L.A. Times writes entire article on the U.S. becoming the next Saudi Arabia. No mention of climate change
by David Atkins
Hooray! The U.S. is well on its way to becoming the oil and gas exporter of the world!
Five years ago, the idea of exporting U.S. gas and oil was not only unheard of, but, in the case of most U.S. crude oil, illegal. At that time, the United States was facing a future of dwindling domestic supplies and vulnerability to foreign producers. It was anxiously building facilities to import natural gas, worried about ever-higher prices and building much of its foreign policy on the need to secure energy supplies.
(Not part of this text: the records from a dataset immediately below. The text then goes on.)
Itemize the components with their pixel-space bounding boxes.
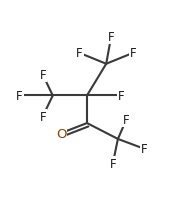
Text: F: F: [16, 89, 23, 102]
Text: F: F: [123, 114, 130, 127]
Text: F: F: [39, 69, 46, 82]
Text: F: F: [130, 47, 136, 60]
Text: F: F: [110, 157, 116, 170]
Text: F: F: [108, 31, 114, 43]
Text: F: F: [118, 89, 125, 102]
Text: F: F: [39, 110, 46, 123]
Text: O: O: [56, 127, 66, 140]
Text: F: F: [76, 47, 83, 60]
Text: F: F: [141, 143, 148, 156]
But U.S. energy production has boomed with the technological revolution of hydraulic fracturing, known as fracking, and the ability to tap newly accessible massive reserves. The nation surpassed Russia in 2009 as the largest producer of natural gas and is expected to zip past Saudi Arabia next year to become the largest oil producer in the world.
Now, the U.S. energy industry is pushing for a new era of exports.
The new liquefied natural gas plant under construction by Cheniere Energy Inc. along a waterway known as Sabine Pass in Louisiana is the first large-scale export facility approved in the country, expected to begin operation next year. Twenty-one other proposed plants are awaiting federal approval, 17 of which would line the Gulf Coast, with four others on the Atlantic and Pacific shores.
Although energy companies are legally free to export natural gas, they must go through a lengthy review process for building the multibillion-dollar terminals that are required to turn it into a liquid so it can be transported on ships. Crude oil, meanwhile, is largely subject to an export ban enacted in the 1970s-era energy crisis, when long lines at gas stations and soaring prices led to political pressure to save domestic resources for American consumers.
The oil and gas industry is pushing the Obama administration and Congress to legalize crude exports and speed up the process of licensing gas export terminals. Industry officials argue that the U.S. is now in a position of economic strength and national security that will be further enhanced by energy exports. Foreign markets for U.S. crude and natural gas will spur additional production, create thousands of new jobs, enable the U.S. to counter hostile foreign energy powers and generate billions of dollars in wealth, according to the American Petroleum Institute. Already, the U.S. is exporting 3 million barrels of gasoline per day.
So, if we’re exporting oil why is gas still over $4 a gallon? Oh right–because oil is sold on a world market, and it doesn’t really make a hill of beans worth of difference where it’s produced.
On a broader level, though, given what we know about climate change and CO2, there’s something nearly nihilistic about writing an article in which the U.S. is set to frack and drill its way to becoming one of the world’s lead oil and gas producers, without mentioning the fact that the planet will become uninhabitable by humans if all of that gas and oil is extracted and burned.
But as Robert Cruickshank pointed out to me on Twitter when I highlighted the article, it shouldn’t be too surprising. The author of the piece is Ralph Vartebedian, the same guy who took over the California high-speed rail beat to mercilessly sandbag the project. Vartebedian pretty clearly has a pro-oil industry agenda at the L.A. Times and can’t be counted on for unbiased journalism on energy-related issues.